Pouca gente conhecia a história desse tango. O embaixador da Argentina contou para o ex-governador Esperidião Amin, que contou para a dona de um restaurante, que contou para Fabiano e Geovana.

A história não saiu mais da cabeça do casal, que foi a campo, em busca do tango, encantou-se pela música e letra, e passou a planejar um grande espetáculo.

Foram muitos meses de luta, começando pelo garimpo exaustivo e muitas vezes frustrante da busca de patrocinadores e apoiadores. Baseados em leis de incentivo à cultura, conseguiram finalmente verba da Fundação Franklin Cascaes, municipal, e ajuda de algumas empresas. O passo seguinte foi iniciar a produção. Fabiano foi para Buenos Aires mais de uma vez e voltou com contrato assinado com a sensacional Orquestra Internacional de Buenos Aires. Tocam Miguel Anchippi (piano), Javier Vier (violino), Pablo Araújo (contrabaixo), Daniel Spinoza (bandoneón), Claudia Armani (cantora) e Gustavo Lorenzo (cantor).

Geovana e Fabián estiveram acompanhados por elenco de dançarinos de altíssima qualidade, todos da cidade, integrado por Daniel Pozzobon, Sheila Ludwig, Gabriela Almeida, Orbe de Souza, Mirelli Porto, Ronaldo Rodrigues, Karina Collaço, Monique de Oliveira. Na área técnica, Norma Sueli, Bianca Barbi, Roger Barbi e Clarisse Pereira Nunes. Decidida quase na véspera, causou impacto a participação especial do poeta Horacio Ferrer.

O detalhe inusitado é que o casal estrela do espetáculo dançou com o grupo ocupando o fundo do palco. Com isso, fugiu da personalização excessiva e jogou o foco sobre o conjunto da obra. Além, claro, de valorizar o trabalho dos demais casais. Mas, como esperado e desejado pelo público, exibiu a qualidade do seu tango show em momentos exclusivos e inesquecíveis.

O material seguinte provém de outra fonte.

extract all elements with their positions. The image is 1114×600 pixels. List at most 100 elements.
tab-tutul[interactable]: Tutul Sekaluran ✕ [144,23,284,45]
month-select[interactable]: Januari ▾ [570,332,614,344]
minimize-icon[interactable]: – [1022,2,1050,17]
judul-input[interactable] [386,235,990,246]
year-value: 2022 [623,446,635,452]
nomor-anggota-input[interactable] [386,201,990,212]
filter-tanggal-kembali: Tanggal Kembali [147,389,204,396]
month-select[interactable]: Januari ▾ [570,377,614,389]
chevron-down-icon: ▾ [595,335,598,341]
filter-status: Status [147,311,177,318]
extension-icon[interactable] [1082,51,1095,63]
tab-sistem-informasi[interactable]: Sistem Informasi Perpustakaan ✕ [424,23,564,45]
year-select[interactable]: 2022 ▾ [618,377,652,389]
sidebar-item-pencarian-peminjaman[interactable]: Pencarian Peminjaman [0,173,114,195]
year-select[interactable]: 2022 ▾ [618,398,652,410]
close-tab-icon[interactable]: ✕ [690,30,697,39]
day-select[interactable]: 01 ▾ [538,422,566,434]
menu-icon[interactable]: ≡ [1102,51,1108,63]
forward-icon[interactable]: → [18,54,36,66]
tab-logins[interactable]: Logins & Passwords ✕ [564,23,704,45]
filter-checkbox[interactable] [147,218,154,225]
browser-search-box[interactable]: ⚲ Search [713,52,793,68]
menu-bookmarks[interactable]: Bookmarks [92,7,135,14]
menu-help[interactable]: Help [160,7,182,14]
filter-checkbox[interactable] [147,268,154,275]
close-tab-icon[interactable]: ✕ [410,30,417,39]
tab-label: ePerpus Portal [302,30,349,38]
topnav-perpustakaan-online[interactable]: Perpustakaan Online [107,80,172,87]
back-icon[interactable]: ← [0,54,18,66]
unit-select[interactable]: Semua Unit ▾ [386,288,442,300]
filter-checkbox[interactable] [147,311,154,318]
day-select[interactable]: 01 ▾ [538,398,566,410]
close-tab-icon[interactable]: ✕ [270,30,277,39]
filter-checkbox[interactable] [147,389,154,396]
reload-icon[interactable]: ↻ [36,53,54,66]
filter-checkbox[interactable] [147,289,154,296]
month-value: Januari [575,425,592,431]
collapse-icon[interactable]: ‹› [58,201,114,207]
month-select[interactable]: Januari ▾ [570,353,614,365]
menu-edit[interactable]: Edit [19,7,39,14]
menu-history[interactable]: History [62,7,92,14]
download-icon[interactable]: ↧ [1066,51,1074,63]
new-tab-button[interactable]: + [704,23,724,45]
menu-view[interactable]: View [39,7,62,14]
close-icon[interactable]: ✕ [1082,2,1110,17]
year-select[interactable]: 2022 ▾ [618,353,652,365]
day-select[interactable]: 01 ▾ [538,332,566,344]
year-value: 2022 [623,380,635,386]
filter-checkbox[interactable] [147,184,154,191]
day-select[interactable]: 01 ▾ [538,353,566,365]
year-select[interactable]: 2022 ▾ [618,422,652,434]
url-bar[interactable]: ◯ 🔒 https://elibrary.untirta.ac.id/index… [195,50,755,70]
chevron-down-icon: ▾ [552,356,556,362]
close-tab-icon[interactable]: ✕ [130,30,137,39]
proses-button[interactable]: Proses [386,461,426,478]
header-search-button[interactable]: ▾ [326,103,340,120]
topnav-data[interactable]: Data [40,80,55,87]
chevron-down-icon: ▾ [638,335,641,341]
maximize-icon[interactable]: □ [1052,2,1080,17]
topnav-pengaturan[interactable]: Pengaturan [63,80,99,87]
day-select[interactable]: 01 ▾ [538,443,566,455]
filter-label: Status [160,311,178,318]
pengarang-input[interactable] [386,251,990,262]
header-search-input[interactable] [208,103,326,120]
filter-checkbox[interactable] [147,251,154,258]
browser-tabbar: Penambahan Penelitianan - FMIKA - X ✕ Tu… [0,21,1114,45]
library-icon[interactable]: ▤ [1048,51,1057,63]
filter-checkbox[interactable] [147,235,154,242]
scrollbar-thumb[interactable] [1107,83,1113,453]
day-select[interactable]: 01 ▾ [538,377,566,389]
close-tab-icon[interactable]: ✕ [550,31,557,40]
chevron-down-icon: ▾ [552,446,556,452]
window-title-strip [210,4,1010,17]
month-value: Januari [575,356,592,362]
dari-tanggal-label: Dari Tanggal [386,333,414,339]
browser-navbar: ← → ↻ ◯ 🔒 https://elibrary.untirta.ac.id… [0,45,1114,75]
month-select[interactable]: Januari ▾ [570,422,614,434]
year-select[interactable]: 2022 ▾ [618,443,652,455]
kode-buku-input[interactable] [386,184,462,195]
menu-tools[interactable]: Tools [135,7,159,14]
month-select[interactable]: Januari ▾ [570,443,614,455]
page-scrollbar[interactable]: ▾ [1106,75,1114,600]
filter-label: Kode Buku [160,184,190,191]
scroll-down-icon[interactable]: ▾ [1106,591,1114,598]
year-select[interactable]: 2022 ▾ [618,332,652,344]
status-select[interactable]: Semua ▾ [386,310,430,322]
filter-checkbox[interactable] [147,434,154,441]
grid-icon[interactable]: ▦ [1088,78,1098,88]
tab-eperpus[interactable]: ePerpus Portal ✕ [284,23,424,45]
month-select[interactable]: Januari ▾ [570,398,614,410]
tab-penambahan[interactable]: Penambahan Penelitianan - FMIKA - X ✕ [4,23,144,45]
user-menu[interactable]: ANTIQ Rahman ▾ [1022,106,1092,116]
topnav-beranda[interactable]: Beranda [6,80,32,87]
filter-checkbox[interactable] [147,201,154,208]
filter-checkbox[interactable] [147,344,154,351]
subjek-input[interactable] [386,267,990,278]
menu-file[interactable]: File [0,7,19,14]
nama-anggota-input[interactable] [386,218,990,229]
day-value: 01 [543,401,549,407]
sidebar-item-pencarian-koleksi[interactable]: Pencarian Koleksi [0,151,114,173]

Geovana e Fabián agora não precisam provar mais nada e isso é um conforto. Podem continuar trabalhando e evoluindo com serenidade, libertos da ansiedade e da insegurança normal dos aspirantes ao reconhecimento. Agora são estrelas de primeira grandeza. Este repórter atesta isso, ao lado da crônica catarinense e junto com outras 1.784 pessoas que deixaram aquele teatro em estado de graça, com a alma purificada.